L’influence des soap operas latins et du succès récent d’Annette de Léos Carax, est particulièrement palpable, notamment dans l’utilisation du mélodrame et d’une esthétique exagérée. Pourtant, Emilia Pérez ne se contente pas d’emprunter ces codes ; le film les réinvente, les transcende, pour créer un univers où la réalité des émotions prime sur celle des faits. C’est ce basculement constant entre le réel et l’irréel, entre la farce et la tragédie, qui confère au film sa force et son originalité.
Le film doit une grande partie de son succès à ses actrices principales, qui livrent des performances remarquables. Zoé Saldaña (Avatar, Les Gardiens de la Galaxie) incarne Rita avec une complexité et une intensité qui rendent son parcours d’autant plus poignant. Son personnage, frustré par les contraintes de sa vie personnelle et professionnelle, trouve une nouvelle direction et une forme de libération en aidant Manitas à devenir Emilia.
Selena Gomez surprend par sa prestation dans le rôle de Jessi Del Monte, la femme de Manitas. Son interprétation est chargée d’émotions, apportant une profondeur à un personnage déchiré entre son amour pour Manitas et son désir de liberté. Gomez parvient à capturer la vulnérabilité et la force de Jessi, offrant l’une des performances les plus émouvantes de sa carrière.
Enfin, Karla Sofía Gascón est tout simplement époustouflante dans le rôle-titre. Incarnant à la fois Manitas et Emilia Pérez, Gascón apporte une authenticité bouleversante à son personnage, faisant écho à sa propre expérience de la transidentité. Même si la danse et le chant ne sont pas ses points forts, elle réussit à infuser chaque scène d’une émotion brute qui transcende les compétences techniques. Sa performance lui a valu, ainsi qu’à ses co-stars, un Prix d’interprétation féminine collectif au Festival de Cannes 2024, une reconnaissance méritée pour un travail d’une telle intensité.
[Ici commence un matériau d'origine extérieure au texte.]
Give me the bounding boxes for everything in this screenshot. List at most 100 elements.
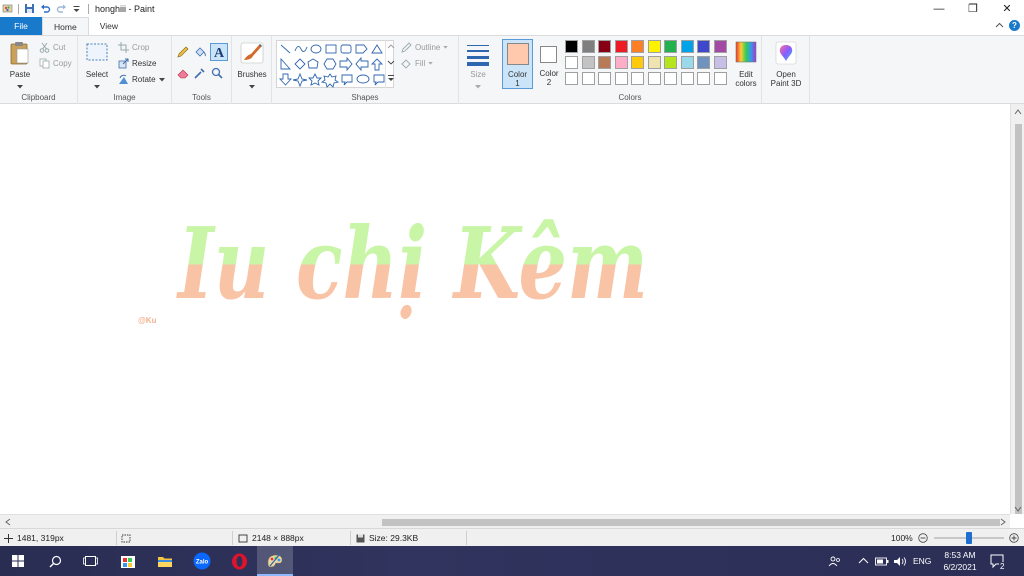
palette-swatch[interactable] — [565, 72, 578, 85]
palette-swatch[interactable] — [713, 56, 727, 69]
pencil-tool[interactable] — [176, 45, 190, 59]
battery-indicator[interactable] — [875, 546, 889, 576]
palette-swatch[interactable] — [565, 40, 578, 53]
eraser-tool[interactable] — [176, 66, 190, 80]
text-tool[interactable]: A — [210, 43, 228, 61]
magnifier-tool[interactable] — [210, 66, 224, 80]
paste-button[interactable]: Paste — [4, 39, 36, 89]
task-view-button[interactable] — [72, 546, 108, 576]
shapes-scroll[interactable] — [385, 40, 395, 88]
select-button[interactable]: Select — [82, 39, 112, 89]
palette-swatch[interactable] — [598, 56, 611, 69]
palette-swatch[interactable] — [614, 40, 628, 53]
search-button[interactable] — [37, 546, 73, 576]
size-dropdown-chevron-icon[interactable] — [475, 81, 481, 91]
language-indicator[interactable]: ENG — [913, 546, 931, 576]
rotate-dropdown-chevron-icon[interactable] — [158, 77, 165, 82]
taskbar-opera[interactable] — [221, 546, 257, 576]
action-center-button[interactable]: 2 — [990, 546, 1006, 576]
collapse-ribbon-chevron-icon[interactable] — [995, 21, 1004, 32]
palette-swatch[interactable] — [647, 72, 661, 85]
zoom-out-button[interactable] — [918, 529, 928, 547]
palette-swatch[interactable] — [581, 72, 595, 85]
tab-view[interactable]: View — [89, 17, 129, 35]
scroll-right-chevron-icon[interactable] — [998, 515, 1008, 529]
edit-colors-button[interactable]: Edit colors — [730, 39, 762, 89]
tab-file[interactable]: File — [0, 17, 42, 35]
palette-swatch[interactable] — [631, 72, 644, 85]
zoom-slider-thumb[interactable] — [966, 532, 972, 544]
palette-swatch[interactable] — [680, 72, 694, 85]
people-button[interactable] — [828, 546, 841, 576]
taskbar-paint[interactable] — [257, 546, 293, 576]
palette-swatch[interactable] — [680, 40, 694, 53]
show-hidden-icons-button[interactable] — [858, 546, 869, 576]
scroll-down-chevron-icon[interactable] — [1011, 504, 1024, 514]
vertical-scroll-thumb[interactable] — [1015, 124, 1022, 514]
color-picker-tool[interactable] — [193, 66, 207, 80]
taskbar-file-explorer[interactable] — [147, 546, 183, 576]
palette-swatch[interactable] — [647, 40, 661, 53]
open-paint3d-button[interactable]: Open Paint 3D — [766, 39, 806, 89]
vertical-scrollbar[interactable] — [1010, 104, 1024, 514]
taskbar-zalo[interactable]: Zalo — [184, 546, 220, 576]
save-icon[interactable] — [24, 3, 35, 14]
palette-swatch[interactable] — [713, 40, 727, 53]
cut-button[interactable]: Cut — [39, 42, 65, 53]
size-button[interactable]: Size — [462, 39, 494, 89]
start-button[interactable] — [0, 546, 36, 576]
palette-swatch[interactable] — [614, 72, 628, 85]
scroll-up-chevron-icon[interactable] — [1011, 107, 1024, 117]
palette-swatch[interactable] — [664, 72, 677, 85]
palette-swatch[interactable] — [581, 56, 595, 69]
close-button[interactable]: ✕ — [990, 0, 1024, 17]
paste-dropdown-chevron-icon[interactable] — [17, 81, 23, 91]
palette-swatch[interactable] — [598, 72, 611, 85]
paint-app-icon[interactable] — [2, 3, 13, 14]
shapes-gallery[interactable] — [276, 40, 394, 88]
redo-icon[interactable] — [56, 3, 67, 14]
horizontal-scroll-thumb[interactable] — [382, 519, 1000, 526]
palette-swatch[interactable] — [647, 56, 661, 69]
minimize-button[interactable]: — — [922, 0, 956, 17]
color1-button[interactable]: Color 1 — [502, 39, 533, 89]
copy-button[interactable]: Copy — [39, 58, 72, 69]
palette-swatch[interactable] — [565, 56, 578, 69]
brushes-button[interactable]: Brushes — [235, 39, 269, 89]
select-dropdown-chevron-icon[interactable] — [94, 81, 100, 91]
undo-icon[interactable] — [40, 3, 51, 14]
tab-home[interactable]: Home — [42, 17, 89, 35]
palette-swatch[interactable] — [697, 56, 710, 69]
palette-swatch[interactable] — [614, 56, 628, 69]
palette-swatch[interactable] — [697, 40, 710, 53]
scroll-left-chevron-icon[interactable] — [3, 515, 13, 529]
rotate-button[interactable]: Rotate — [118, 74, 165, 85]
restore-button[interactable]: ❐ — [956, 0, 990, 17]
palette-swatch[interactable] — [581, 40, 595, 53]
fill-button[interactable]: Fill — [400, 58, 433, 69]
clock[interactable]: 8:53 AM 6/2/2021 — [938, 546, 982, 576]
resize-button[interactable]: Resize — [118, 58, 156, 69]
palette-swatch[interactable] — [713, 72, 727, 85]
palette-swatch[interactable] — [664, 40, 677, 53]
zoom-slider[interactable] — [934, 529, 1004, 547]
taskbar-app-store[interactable] — [110, 546, 146, 576]
outline-button[interactable]: Outline — [400, 42, 449, 53]
zoom-in-button[interactable] — [1009, 529, 1019, 547]
color2-button[interactable]: Color 2 — [535, 39, 563, 89]
canvas-area[interactable]: Iu chị Kêm @Ku — [0, 104, 1024, 528]
drawing-canvas[interactable]: Iu chị Kêm @Ku — [0, 104, 1010, 514]
palette-swatch[interactable] — [631, 56, 644, 69]
crop-button[interactable]: Crop — [118, 42, 149, 53]
horizontal-scrollbar[interactable] — [0, 514, 1010, 528]
customize-qat-chevron-icon[interactable] — [72, 3, 83, 14]
fill-with-color-tool[interactable] — [193, 45, 207, 59]
palette-swatch[interactable] — [664, 56, 677, 69]
palette-swatch[interactable] — [697, 72, 710, 85]
volume-indicator[interactable] — [893, 546, 907, 576]
palette-swatch[interactable] — [598, 40, 611, 53]
brushes-dropdown-chevron-icon[interactable] — [249, 81, 255, 91]
help-icon[interactable]: ? — [1009, 20, 1020, 31]
palette-swatch[interactable] — [680, 56, 694, 69]
palette-swatch[interactable] — [631, 40, 644, 53]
La bande-originale du film, avec des compositions de Clément Ducol et Camille, ainsi que des chorégraphies signées Damien Jalet, est une véritable réussite. Les numéros musicaux ne sont jamais gratuits ; ils servent le récit et amplifient les émotions des personnages, rendant l’expérience du film d’ores et déjà inoubliable.
Emilia Perez, à la fois monstrueux et magnifique, incarne ce que le cinéma peut offrir de plus déjanté et de plus passionnant. Audiard ne se contente pas de jouer avec les conventions ; il les explose, invitant le spectateur à une danse folle où chaque moment est imprévisible, chaque émotion amplifiée.